Balzac, dont l’existence littéraire au xviie siècle a quelque rapport avec celle des rhéteurs du ive, Balzac, qui, comme eux, travaillait ses lettres avec un soin extrême, s’inquiétait plus de l’élégance de ses périodes que de l’équité de ses louanges. Il écrivait, par exemple, au père Josset, dont peut-être vous n’avez pas beaucoup entendu parler : « Oserai-je hasarder une pensée qui vient de me tomber dans l’esprit ; vous chantez si hautement les triomphes de l’église et les fêtes de l’état, la mort des martyrs et la naissance des princes, qu’il semble que vos vers ajoutent de la gloire à celle du ciel et des ornemens à ceux du Louvre ; les saints semblent recevoir de vous une nouvelle félicité, et M. le dauphin une seconde noblesse[1]. » Je ne veux point comparer le père Josset à saint Paulin. Je ne compare que l’exagération, la banalité des louanges. Ce que vante Ausone dans les vers de saint Paulin, c’est l’élégance[2] ; et ce mérite est précisément celui qu’offrent le moins les poésies composées depuis sa conversion. Nous verrons qu’elles en ont un autre plus sérieux. Je sais bien qu’on a supposé que les vers profanes de Paulin étaient meilleurs que ses vers pénitens, et que, par humilité chrétienne, il s’était appliqué à moins bien écrire ; mais j’ai peine à croire que la mortification d’un poète puisse aller jusque là.

Parmi les motifs qui portèrent saint Paulin à embrasser la sévérité chrétienne, on entrevoit des ennuis sur lesquels il s’explique vaguement, et qui furent, ce semble, des ennuis de cœur. Il doit à ces premières tristesses de sa vie ce caractère mélancolique qui donne souvent du charme à ses vers incultes, ce que saint Augustin appelait une dévotion gémissante, pietas gemebunda.

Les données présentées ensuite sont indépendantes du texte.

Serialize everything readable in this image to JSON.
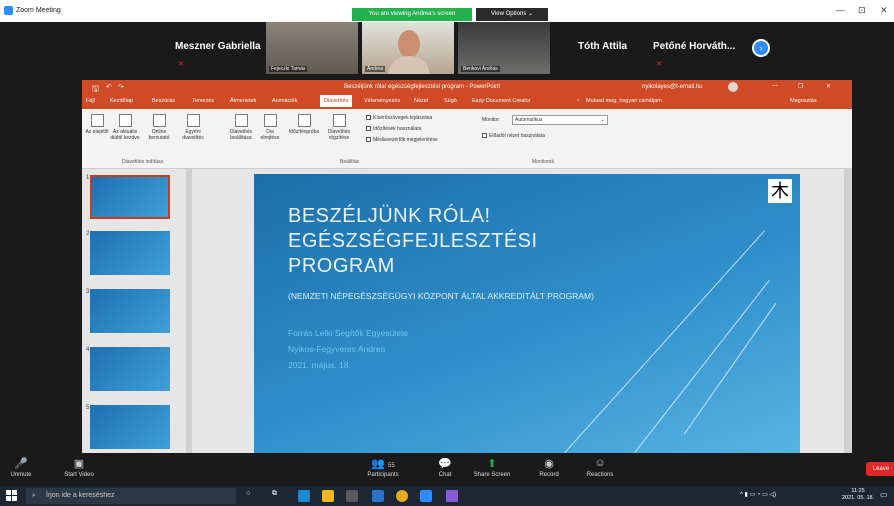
{
  "zoom": {
    "window_title": "Zoom Meeting",
    "viewing_banner": "You are viewing Andrea's screen",
    "view_options": "View Options ⌄",
    "minimize": "—",
    "maximize": "⊡",
    "close": "✕",
    "participants_strip": [
      {
        "name": "Meszner Gabriella",
        "type": "name"
      },
      {
        "name": "Fejeczki Tamás",
        "type": "video"
      },
      {
        "name": "Andrea",
        "type": "video"
      },
      {
        "name": "Benkovi András",
        "type": "video"
      },
      {
        "name": "Tóth Attila",
        "type": "name"
      },
      {
        "name": "Petőné Horváth...",
        "type": "name"
      }
    ],
    "next_page_icon": "chevron-right-icon",
    "controls": {
      "unmute": "Unmute",
      "start_video": "Start Video",
      "participants": "Participants",
      "participants_count": "55",
      "chat": "Chat",
      "share_screen": "Share Screen",
      "record": "Record",
      "reactions": "Reactions",
      "leave": "Leave"
    }
  },
  "powerpoint": {
    "title": "Beszéljünk róla! egészségfejlesztési program - PowerPoint",
    "user_email": "nyikolayes@t-email.hu",
    "tabs": [
      "Fájl",
      "Kezdőlap",
      "Beszúrás",
      "Tervezés",
      "Átmenetek",
      "Animációk",
      "Diavetítés",
      "Véleményezés",
      "Nézet",
      "Súgó",
      "Easy Document Creator"
    ],
    "active_tab": "Diavetítés",
    "tell_me": "Mutasd meg, hogyan csináljam",
    "share": "Megosztás",
    "ribbon": {
      "start_beginning": "Az elejétől",
      "start_current": "Az aktuális diától kezdve",
      "online_present": "Online bemutató",
      "custom_show": "Egyéni diavetítés",
      "group_start": "Diavetítés indítása",
      "setup_show": "Diavetítés beállítása",
      "hide_slide": "Dia elrejtése",
      "rehearse": "Időzítéspróba",
      "record": "Diavetítés rögzítése",
      "chk_narration": "Kísérőszövegek lejátszása",
      "chk_timings": "Időzítések használata",
      "chk_media": "Médiavezérlők megjelenítése",
      "group_setup": "Beállítás",
      "monitor_label": "Monitor:",
      "monitor_value": "Automatikus",
      "presenter_view": "Előadói nézet használata",
      "group_monitors": "Monitorok"
    },
    "slide_numbers": [
      "1",
      "2",
      "3",
      "4",
      "5"
    ],
    "slide": {
      "title_lines": [
        "BESZÉLJÜNK RÓLA!",
        "EGÉSZSÉGFEJLESZTÉSI",
        "PROGRAM"
      ],
      "subtitle": "(NEMZETI NÉPEGÉSZSÉGÜGYI KÖZPONT ÁLTAL AKKREDITÁLT PROGRAM)",
      "org": "Forrás Lelki Segítők Egyesülete",
      "author": "Nyikos-Fegyveres Andrea",
      "date": "2021. május. 18."
    }
  },
  "taskbar": {
    "search_placeholder": "Írjon ide a kereséshez",
    "time": "11:25",
    "date": "2021. 05. 18."
  }
}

La mélancolie qui tient une si grande place dans ce qu’on pourrait appeler l’histoire intérieure de la poésie moderne, la mélancolie est chrétienne d’origine. Le christianisme seul a inspiré à l’homme

  1. Lettres choisies de Balzac, liv. iii, lettre xv.
  2. Hæc tu quam peritè concinnè quam modulatè et dulciter. (P. Ausonii, ep. i.)